Quote: In triangle $ABC$ with the incenter $I$ the bisectors of $\angle{B}$ , $\angle{C}$ intersect the sides $AC$ , $AB$ at $P$ , $Q$ respectively. Prove that $IP=IQ\ \iff\ AB=AC\ \vee\ A=60^{\circ}$ . Proof. $\left\|\begin{array}{c} m(\angle BPC)=x=A+\frac B2\\\\ m(\angle CQB)=y=A+\frac C2\end{array}\right\|\ \implies\ \frac cb=$ $\frac {[AIB]}{[AIC]}=$ $\frac {c\cdot IQ\cdot\sin y}{b\cdot IP\cdot\sin x}$ . $IP=IQ\iff\sin x=$ $\sin y\iff x=$ $y\ \vee\ x+y=\pi$ $\iff$ $b=c\ \vee\ A=60^{\circ}$ .

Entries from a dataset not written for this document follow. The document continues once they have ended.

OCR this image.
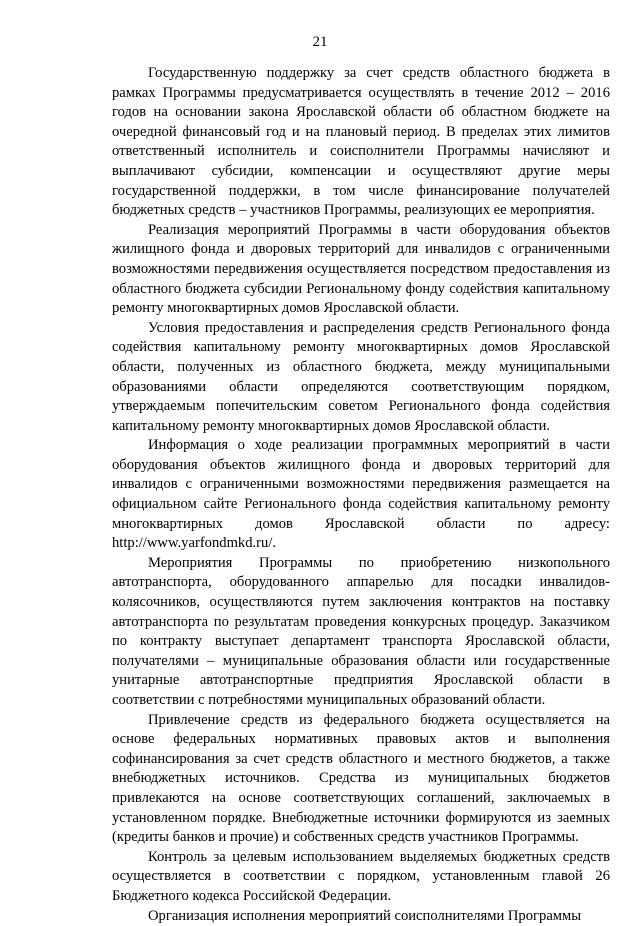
21

Государственную поддержку за счет средств областного бюджета в рамках Программы предусматривается осуществлять в течение 2012 – 2016 годов на основании закона Ярославской области об областном бюджете на очередной финансовый год и на плановый период. В пределах этих лимитов ответственный исполнитель и соисполнители Программы начисляют и выплачивают субсидии, компенсации и осуществляют другие меры государственной поддержки, в том числе финансирование получателей бюджетных средств – участников Программы, реализующих ее мероприятия.

Реализация мероприятий Программы в части оборудования объектов жилищного фонда и дворовых территорий для инвалидов с ограниченными возможностями передвижения осуществляется посредством предоставления из областного бюджета субсидии Региональному фонду содействия капитальному ремонту многоквартирных домов Ярославской области.

Условия предоставления и распределения средств Регионального фонда содействия капитальному ремонту многоквартирных домов Ярославской области, полученных из областного бюджета, между муниципальными образованиями области определяются соответствующим порядком, утверждаемым попечительским советом Регионального фонда содействия капитальному ремонту многоквартирных домов Ярославской области.

Информация о ходе реализации программных мероприятий в части оборудования объектов жилищного фонда и дворовых территорий для инвалидов с ограниченными возможностями передвижения размещается на официальном сайте Регионального фонда содействия капитальному ремонту многоквартирных домов Ярославской области по адресу: http://www.yarfondmkd.ru/.

Мероприятия Программы по приобретению низкопольного автотранспорта, оборудованного аппарелью для посадки инвалидов-колясочников, осуществляются путем заключения контрактов на поставку автотранспорта по результатам проведения конкурсных процедур. Заказчиком по контракту выступает департамент транспорта Ярославской области, получателями – муниципальные образования области или государственные унитарные автотранспортные предприятия Ярославской области в соответствии с потребностями муниципальных образований области.

Привлечение средств из федерального бюджета осуществляется на основе федеральных нормативных правовых актов и выполнения софинансирования за счет средств областного и местного бюджетов, а также внебюджетных источников. Средства из муниципальных бюджетов привлекаются на основе соответствующих соглашений, заключаемых в установленном порядке. Внебюджетные источники формируются из заемных (кредиты банков и прочие) и собственных средств участников Программы.

Контроль за целевым использованием выделяемых бюджетных средств осуществляется в соответствии с порядком, установленным главой 26 Бюджетного кодекса Российской Федерации.

Организация исполнения мероприятий соисполнителями Программы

Its really easy~~ Consider the circumcircle of $ \triangle ABC $ . Since $ IP = IQ $, hence $ I $ lies in the perpendicular bisector of $ PQ $. Therefore we get $ A,P,I,Q $ are concyclic. Now from here we get $ \angle IAQ = \angle IPQ $ and the result follows. ($ \angle A = 60^{\circ} $ )

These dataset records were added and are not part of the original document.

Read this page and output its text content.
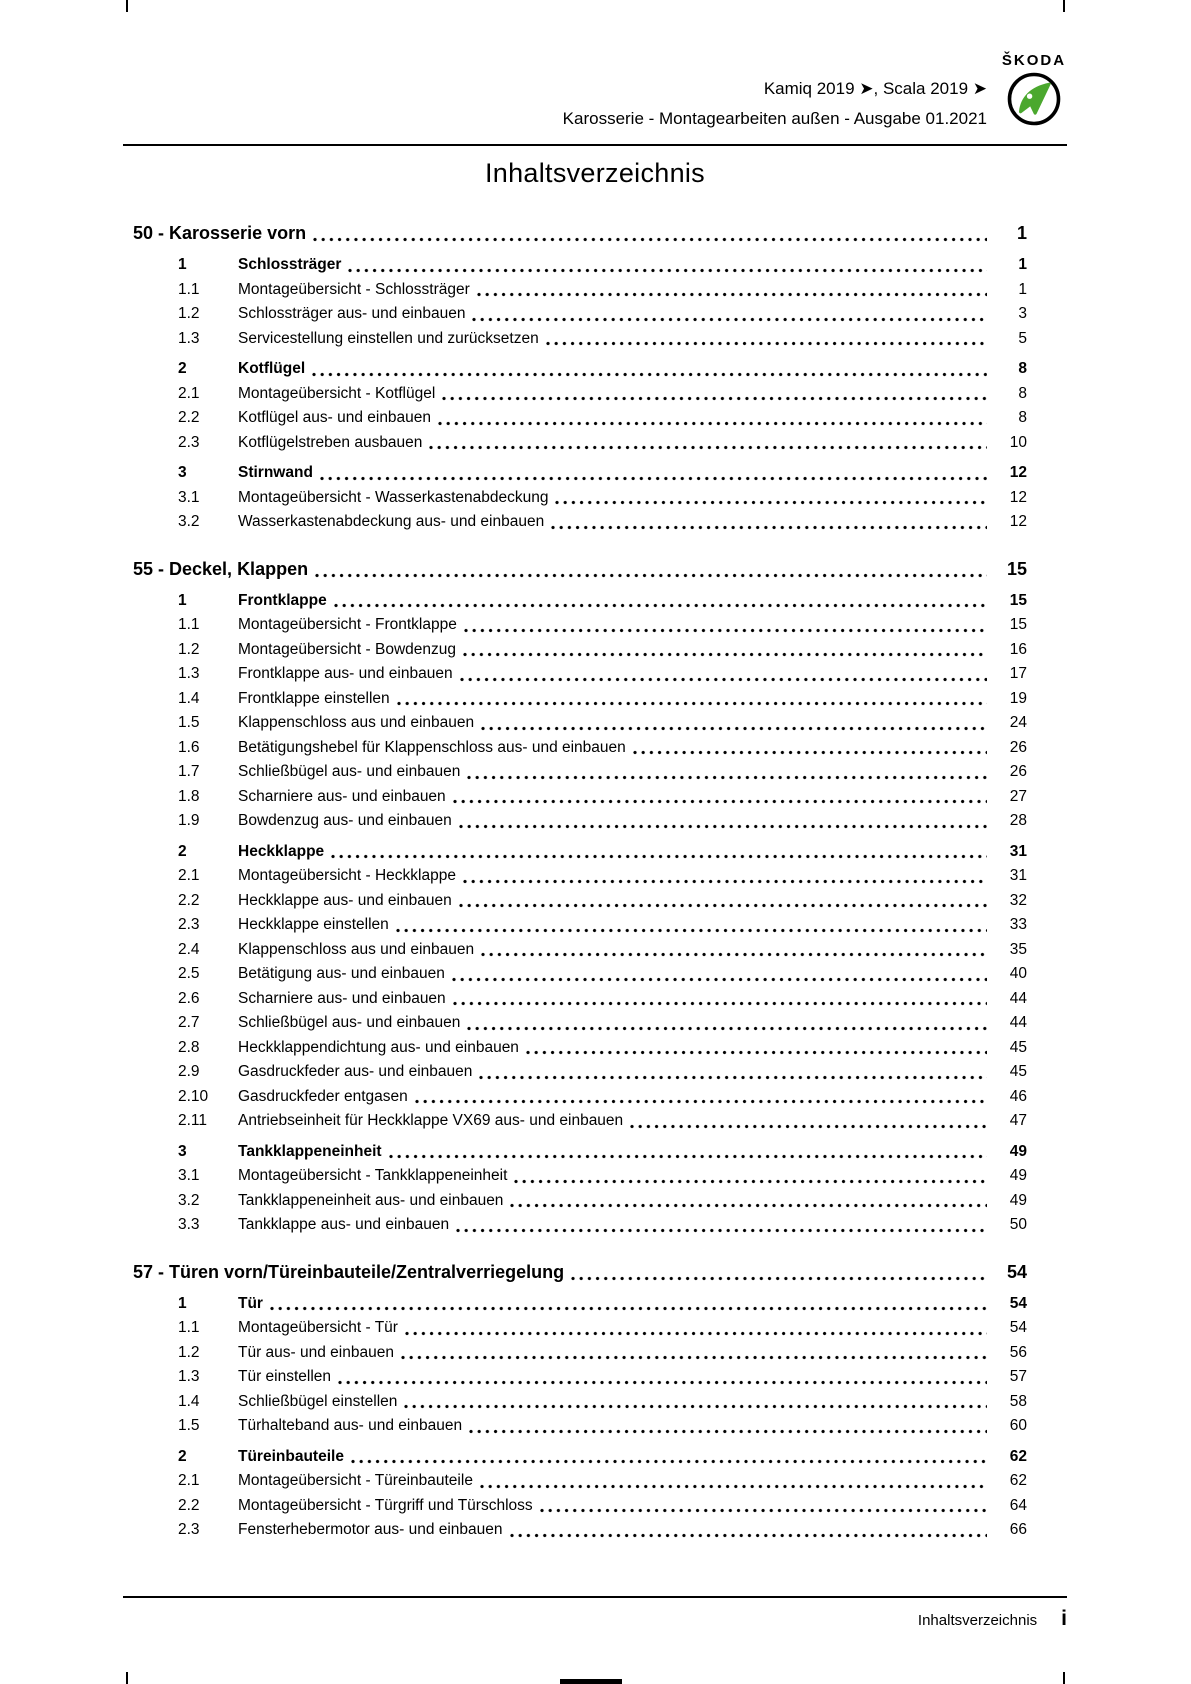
Kamiq 2019 ➤, Scala 2019 ➤
Karosserie - Montagearbeiten außen - Ausgabe 01.2021
ŠKODA
Inhaltsverzeichnis
50 - Karosserie vorn	1
1	Schlossträger	1
1.1	Montageübersicht - Schlossträger	1
1.2	Schlossträger aus- und einbauen	3
1.3	Servicestellung einstellen und zurücksetzen	5
2	Kotflügel	8
2.1	Montageübersicht - Kotflügel	8
2.2	Kotflügel aus- und einbauen	8
2.3	Kotflügelstreben ausbauen	10
3	Stirnwand	12
3.1	Montageübersicht - Wasserkastenabdeckung	12
3.2	Wasserkastenabdeckung aus- und einbauen	12
55 - Deckel, Klappen	15
1	Frontklappe	15
1.1	Montageübersicht - Frontklappe	15
1.2	Montageübersicht - Bowdenzug	16
1.3	Frontklappe aus- und einbauen	17
1.4	Frontklappe einstellen	19
1.5	Klappenschloss aus und einbauen	24
1.6	Betätigungshebel für Klappenschloss aus- und einbauen	26
1.7	Schließbügel aus- und einbauen	26
1.8	Scharniere aus- und einbauen	27
1.9	Bowdenzug aus- und einbauen	28
2	Heckklappe	31
2.1	Montageübersicht - Heckklappe	31
2.2	Heckklappe aus- und einbauen	32
2.3	Heckklappe einstellen	33
2.4	Klappenschloss aus und einbauen	35
2.5	Betätigung aus- und einbauen	40
2.6	Scharniere aus- und einbauen	44
2.7	Schließbügel aus- und einbauen	44
2.8	Heckklappendichtung aus- und einbauen	45
2.9	Gasdruckfeder aus- und einbauen	45
2.10	Gasdruckfeder entgasen	46
2.11	Antriebseinheit für Heckklappe VX69 aus- und einbauen	47
3	Tankklappeneinheit	49
3.1	Montageübersicht - Tankklappeneinheit	49
3.2	Tankklappeneinheit aus- und einbauen	49
3.3	Tankklappe aus- und einbauen	50
57 - Türen vorn/Türeinbauteile/Zentralverriegelung	54
1	Tür	54
1.1	Montageübersicht - Tür	54
1.2	Tür aus- und einbauen	56
1.3	Tür einstellen	57
1.4	Schließbügel einstellen	58
1.5	Türhalteband aus- und einbauen	60
2	Türeinbauteile	62
2.1	Montageübersicht - Türeinbauteile	62
2.2	Montageübersicht - Türgriff und Türschloss	64
2.3	Fensterhebermotor aus- und einbauen	66
Inhaltsverzeichnis i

Poland NMO 2000 (half-final)

We have sin ∠IAP / sin ∠API = sin ∠IAQ / sin ∠AQI and IAP = IAQ so sin ∠API = sin ∠AQI. so we have to cases : 1- ∠API = ∠AQI : ∠API = ∠C + ∠B/2 and AQI = ∠B + ∠C/2 so ∠B = ∠C but we have AB > AC so Contradiction. 2 - ∠API + ∠AQI = 180 : AQIP is cyclic and ∠BIC = 90 + ∠A/2 ---> ∠A + 90 + ∠A/2 = 180 ---> ∠A = 60 we're Done.